The Qualcomm Cloud AI 100 Ultra is a high-performance, cost-efficient AI inference card designed specifically for generative AI applications and large language models (LLMs). Here are the detailed specifications:
• Form Factor: PCIe Full-Height 3/4 Length
• TDP (Thermal Design Power): 150W
• Machine Learning Capacity (INT8): 870 TOPS (Tera Operations Per Second)
• On-die SRAM: 576 MB
• On-card DRAM: 128 GB LPDDR4x
• Memory Bandwidth: 548 GB/s
• Host Interface: PCIe Gen 4, 16 lanes
• Number of AI Cores: 64 AI cores on a single card
• Performance Metrics: Supports 1008 generative AI models on a single card
• Programmability: Fully programmable, supporting the latest AI techniques and data formats
• Efficiency: Delivers optimal performance per Total Cost of Ownership (TCO)

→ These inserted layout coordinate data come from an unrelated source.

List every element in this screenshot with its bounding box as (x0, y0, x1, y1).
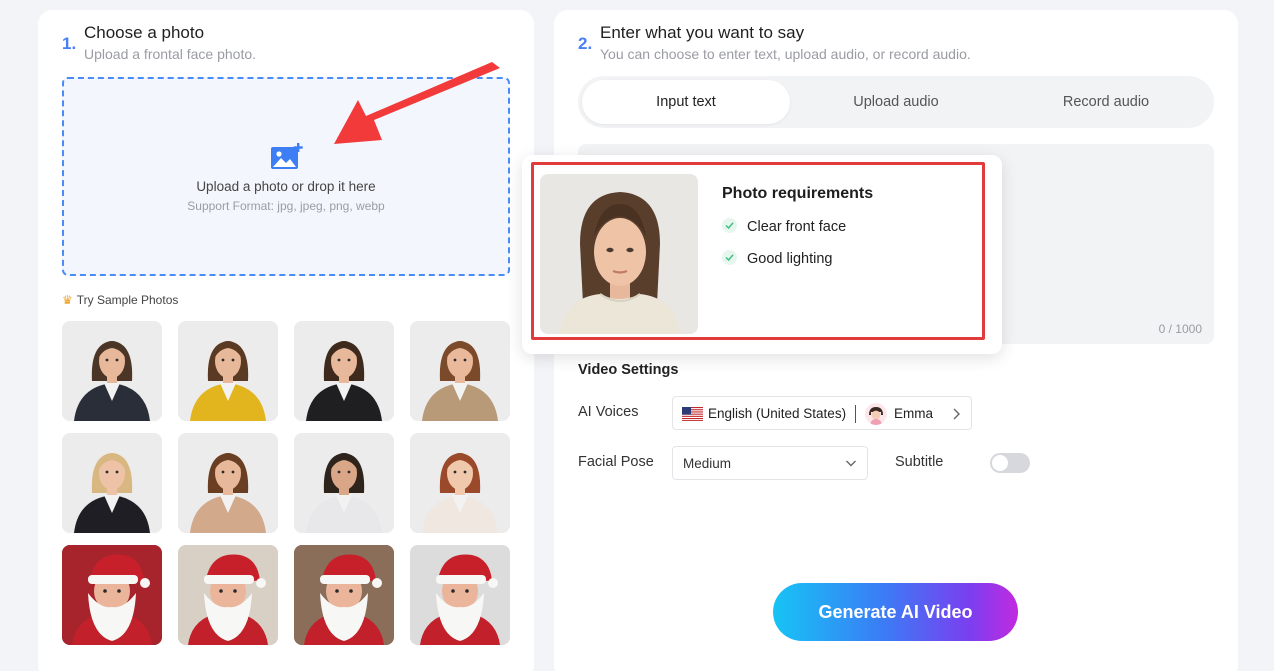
chevron-right-icon (953, 408, 960, 420)
requirement-item: Clear front face (722, 218, 846, 235)
speech-input-subtitle: You can choose to enter text, upload aud… (600, 46, 971, 62)
step-number-2: 2. (578, 34, 593, 53)
sample-photo-man-in-suit[interactable] (62, 321, 162, 421)
generate-video-button[interactable]: Generate AI Video (773, 583, 1018, 641)
chevron-down-icon (846, 460, 856, 467)
image-upload-icon (271, 143, 303, 169)
voice-language: English (United States) (708, 406, 847, 421)
facial-pose-select[interactable]: Medium (672, 446, 868, 480)
video-settings-title: Video Settings (578, 362, 679, 378)
subtitle-label: Subtitle (895, 454, 944, 470)
dropzone-format-text: Support Format: jpg, jpeg, png, webp (187, 199, 385, 213)
red-arrow-icon (334, 62, 500, 144)
sample-photo-santa-1[interactable] (62, 545, 162, 645)
speech-input-title: Enter what you want to say (600, 23, 805, 42)
ai-voices-label: AI Voices (578, 404, 639, 420)
sample-photo-man-white-suit[interactable] (294, 433, 394, 533)
requirement-item: Good lighting (722, 250, 832, 267)
check-icon (722, 218, 737, 233)
sample-photo-woman-red-hair[interactable] (410, 433, 510, 533)
voice-avatar-icon (865, 403, 887, 425)
facial-pose-label: Facial Pose (578, 454, 654, 470)
popup-title: Photo requirements (722, 185, 874, 202)
character-counter: 0 / 1000 (1158, 322, 1202, 336)
choose-photo-title: Choose a photo (84, 23, 205, 42)
dropzone-main-text: Upload a photo or drop it here (196, 179, 376, 194)
sample-photos-label: ♛ Try Sample Photos (62, 293, 179, 307)
crown-icon: ♛ (62, 293, 73, 307)
voice-divider (855, 405, 856, 423)
sample-photo-woman-glasses-vest[interactable] (62, 433, 162, 533)
sample-photo-woman-yellow-blazer[interactable] (178, 321, 278, 421)
check-icon (722, 250, 737, 265)
sample-photo-woman-beige-blazer[interactable] (410, 321, 510, 421)
sample-photo-santa-4[interactable] (410, 545, 510, 645)
sample-photo-woman-glasses-beige[interactable] (178, 433, 278, 533)
tab-record-audio[interactable]: Record audio (1002, 80, 1210, 124)
photo-requirements-popup: Photo requirements Clear front face Good… (522, 155, 1002, 354)
input-mode-tabs: Input text Upload audio Record audio (578, 76, 1214, 128)
sample-photo-woman-black-blazer[interactable] (294, 321, 394, 421)
sample-photo-santa-3[interactable] (294, 545, 394, 645)
step-number-1: 1. (62, 34, 77, 53)
tab-upload-audio[interactable]: Upload audio (792, 80, 1000, 124)
sample-photo-santa-2[interactable] (178, 545, 278, 645)
facial-pose-value: Medium (683, 456, 732, 471)
tab-input-text[interactable]: Input text (582, 80, 790, 124)
subtitle-toggle[interactable] (990, 453, 1030, 473)
choose-photo-subtitle: Upload a frontal face photo. (84, 46, 257, 62)
voice-selector[interactable]: English (United States) Emma (672, 396, 972, 430)
us-flag-icon (682, 407, 703, 421)
voice-name: Emma (894, 406, 934, 421)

• Model Handling: Capable of managing 8x larger models within a single server
• Software Support: Comes with software tools that facilitate easy porting of pre-trained models.
This card is tailored for accelerating large AI workloads, especially those involving generative AI and LLMs, making it ideal for data centers and enterprise applications requiring high inference speeds and efficiency.